Lob für Diskussionsbereitschaft

von Katharina Brand-Parteck

NRW-Arbeitsminister spricht mit Schülern über das Jobangebot

Foto: Westfalen-Blatt
 

Löhne(LZ). Hohen Besuch haben gestern die Schüler des August-Griese-Berufskollegs erhalten. Zum Auftakt des Tages der Ausbildung erschien Rainer Schmeltzer, Nordrhein-Westfalens Minister für Arbeit, Integration und Soziales in der Einrichtung an der Jahnstraße. Er sprach mit den jungen Leuten über Rahmenbedingungen ihres Einstiegs in das Berufsleben.

Rosig seien die Aussichten seit längerem nicht in Löhne und im Kreis Herford für Jugendliche, wenn es um berufliche Chancen gehe, sagte SPD-Bundestagsabgeordneter Stefan Schwartze zu Beginn der etwa zweistündigen Diskussion. Laut bundesweiten Statistiken habe Löhne dabei dreimal hintereinander auf hinteren Rängen gelegen. Ein Umstand, der nun auch Rainer Schmeltzer nach Ostwestfalen führte: Am Berufskolleg ließ er sich dabei nicht nur über die Ausbildungsberufe der Jugendlichen berichten. Was aus ihrer Sicht bei der Berufsorientierung zu verbessern sei, diskutierten die jungen Erwachsenen mit Schmeltzer genauso wie ihre Situation als Lehrlinge in Ausbildungsbetrieben.
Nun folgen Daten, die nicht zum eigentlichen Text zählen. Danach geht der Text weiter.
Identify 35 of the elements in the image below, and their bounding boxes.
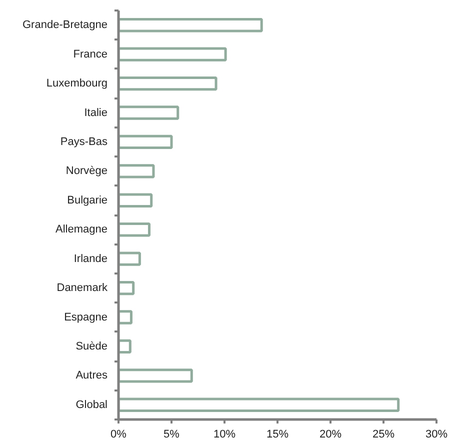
bar xyxy=(118,368,193,383)
bar xyxy=(118,310,132,324)
y-tick-label: France xyxy=(73,48,108,60)
y-tick-label: Pays-Bas xyxy=(60,136,108,148)
bar xyxy=(118,134,173,150)
x-tick-label: 10% xyxy=(213,428,236,440)
bar xyxy=(118,106,180,120)
bar xyxy=(118,76,218,91)
y-tick-label: Allemagne xyxy=(56,224,108,236)
y-tick-label: Suède xyxy=(76,340,108,352)
x-tick-label: 5% xyxy=(164,428,180,440)
bar xyxy=(118,252,141,266)
x-tick-label: 30% xyxy=(425,428,448,440)
y-tick-label: Luxembourg xyxy=(46,78,108,90)
bar xyxy=(118,280,135,296)
x-tick-label: 25% xyxy=(372,428,395,440)
y-tick-label: Autres xyxy=(76,370,108,382)
y-tick-label: Grande-Bretagne xyxy=(22,19,108,32)
bar xyxy=(118,398,400,412)
y-tick-label: Bulgarie xyxy=(67,194,108,206)
bar xyxy=(118,193,153,208)
bar xyxy=(118,222,150,237)
bar xyxy=(118,47,227,62)
y-tick-label: Irlande xyxy=(74,252,108,265)
y-tick-label: Espagne xyxy=(64,311,108,324)
y-tick-label: Italie xyxy=(84,106,108,119)
bar xyxy=(118,339,132,354)
bar xyxy=(118,18,263,32)
x-tick-label: 15% xyxy=(266,428,289,440)
y-tick-label: Norvège xyxy=(66,165,108,178)
y-tick-label: Danemark xyxy=(56,282,108,294)
x-tick-label: 20% xyxy=(319,428,342,440)
x-tick-label: 0% xyxy=(110,428,127,440)
bar xyxy=(118,164,155,178)
y-tick-label: Global xyxy=(76,398,108,411)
Als die Jugendlichen beschrieben, wie sie ihre Berufe gewählt haben, wurde den politisch Verantwortlichen klar, wo den jungen Leuten der Schuh drückt: Nicht nur bei schulbegleitenden Berufspraktika gingen die Erfahrungen der Berufseinsteiger von »wirklich gut« bis »nicht vorhanden« weit auseinander. Auch das Elternhaus oder der eigene Freundes- und Bekanntenkreis spielte für viele bei der Wahl eines Berufsweges eine wichtigere Rolle, als der Besuch von Ausbildungsmessen oder etwa der Agentur für Arbeit.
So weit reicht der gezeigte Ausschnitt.